Издательству «Филипп Реклам юниор», Лейпциг, предложившему мне внести некоторые, «обусловленные временем», изменения в мою «Библиотеку всемирной литературы»
13 декабря 1934
Высокоуважаемые господа,
я получил и обдумал ваше письмо относительно нового издания моей книжки в вашей «универсальной библиотеке» и с сожалением должен сообщить вам, что удовлетворить ваши пожелания не соглашусь.
На то имеются две причины, внешняя и внутренняя.
Внешняя причина, из-за которой я не могу сейчас заняться серьезной переработкой моей книжицы, - это состояние моего зрения и огромная загруженность: ежедневно с большим трудом я справляюсь лишь с самыми неотложными делами.
Так что для меня, к примеру, было бы сейчас просто невозможно вдруг заняться «Эддой», что-то о ней написать, немного сравнить переводы и т. д.
Не менее важны для меня и внутренние причины. Вы ведь знаете, что моя книжечка не есть и вовсе не претендует быть объективным, составленным с целью образования путеводителем по литературам, но это лишь мой личный опыт и мое отношение к тому, что я читал и извлекал для себя из чтения на протяжении пятидесяти семи лет. В этом опыте и в этом своем отношении я решительно ничего не хотел бы менять. Я не могу признать книги или авторов дурными лишь потому, что сегодня так принято, и я не вычеркну из моего сочинения вещи, которые мне важны и дороги, лишь потому, что это диктует конъюнктура.
Из такого затруднения я вижу только два выхода. Самый простой, на который я охотно соглашусь, состоит в следующем: после продажи нынешнего тиража вы возвращаете мне права на мое сочинение, и оно более не выходит.
Второй выход таков: вы перепечатываете мой прежний текст без малейших изменений, не считая исправления некоторых опечаток. Я мог бы тогда согласиться на то, чтобы из списка литературы к моей книжке вы изъяли те названия, которых сейчас уже нет в продаже, и их можно заменить столь же хорошими публикациями вашего издательства.
Но в этом случае я поставил бы категорическое условие, чтобы сверх того никаких изменений, например изъятия имен еврейских писателей и т. п., в списке литературы не производилось бы. Вы указали мне целый ряд таких желательных для вас изъятий, и я понимаю вашу точку зрения, но я ее не разделяю. В этом пункте уступки для меня невозможны.
Быть может, вы еще раз хорошо все обдумаете.
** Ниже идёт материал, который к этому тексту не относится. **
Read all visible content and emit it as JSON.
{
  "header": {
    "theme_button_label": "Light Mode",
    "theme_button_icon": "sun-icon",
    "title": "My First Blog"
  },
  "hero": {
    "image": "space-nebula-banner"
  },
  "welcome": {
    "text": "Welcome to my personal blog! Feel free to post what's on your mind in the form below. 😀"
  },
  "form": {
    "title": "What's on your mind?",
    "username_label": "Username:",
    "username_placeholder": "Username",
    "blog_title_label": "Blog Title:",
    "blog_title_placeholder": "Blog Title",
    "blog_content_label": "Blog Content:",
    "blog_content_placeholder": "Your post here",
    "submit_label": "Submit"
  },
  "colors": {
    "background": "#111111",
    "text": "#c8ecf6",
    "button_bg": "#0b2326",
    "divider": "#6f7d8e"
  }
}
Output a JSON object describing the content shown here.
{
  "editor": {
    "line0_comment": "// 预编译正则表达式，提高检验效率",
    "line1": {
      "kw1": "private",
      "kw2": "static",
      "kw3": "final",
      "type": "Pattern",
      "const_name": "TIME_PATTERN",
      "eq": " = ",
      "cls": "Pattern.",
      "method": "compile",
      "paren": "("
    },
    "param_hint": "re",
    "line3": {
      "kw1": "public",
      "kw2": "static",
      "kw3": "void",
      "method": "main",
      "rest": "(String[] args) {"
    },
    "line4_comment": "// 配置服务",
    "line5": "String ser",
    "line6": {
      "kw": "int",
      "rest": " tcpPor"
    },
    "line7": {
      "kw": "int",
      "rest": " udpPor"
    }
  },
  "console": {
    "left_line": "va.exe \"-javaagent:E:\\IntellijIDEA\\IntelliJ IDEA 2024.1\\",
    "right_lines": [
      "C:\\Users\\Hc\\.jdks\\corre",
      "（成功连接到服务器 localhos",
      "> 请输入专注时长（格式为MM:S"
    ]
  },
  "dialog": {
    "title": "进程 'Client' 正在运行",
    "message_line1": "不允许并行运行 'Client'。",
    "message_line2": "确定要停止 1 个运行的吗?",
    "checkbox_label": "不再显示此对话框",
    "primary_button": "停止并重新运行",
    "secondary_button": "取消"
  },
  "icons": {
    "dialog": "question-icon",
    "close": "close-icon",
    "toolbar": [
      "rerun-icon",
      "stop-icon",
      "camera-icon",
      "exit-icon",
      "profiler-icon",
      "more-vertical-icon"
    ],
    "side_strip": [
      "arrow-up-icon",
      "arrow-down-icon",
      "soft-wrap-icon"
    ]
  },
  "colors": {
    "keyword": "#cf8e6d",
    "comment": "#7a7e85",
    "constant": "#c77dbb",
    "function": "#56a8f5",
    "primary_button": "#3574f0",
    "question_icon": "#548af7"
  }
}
Если вы примете мое предложение отказаться от нового издания и вернуть мне права, вы ведь сможете с помощью какого-нибудь историка литературы, более объективного, чем я, и более соответствующего духу времени, создать новый путеводитель по литературам, который заменит мою субъективную попытку.
Франц Кафка[1]
Кто впервые попадает в этот поэтический мир, в это необычное, своеобразное смешение еврейских теологических изысканий и немецкой поэзии, тот вдруг обнаруживает, что заблудился в царстве видений, то совершенно нереальных, то наделенных фантастической сверхреальностью; к тому же этот еврей из немецкой Богемии писал мастерскую, умную, живую немецкую прозу.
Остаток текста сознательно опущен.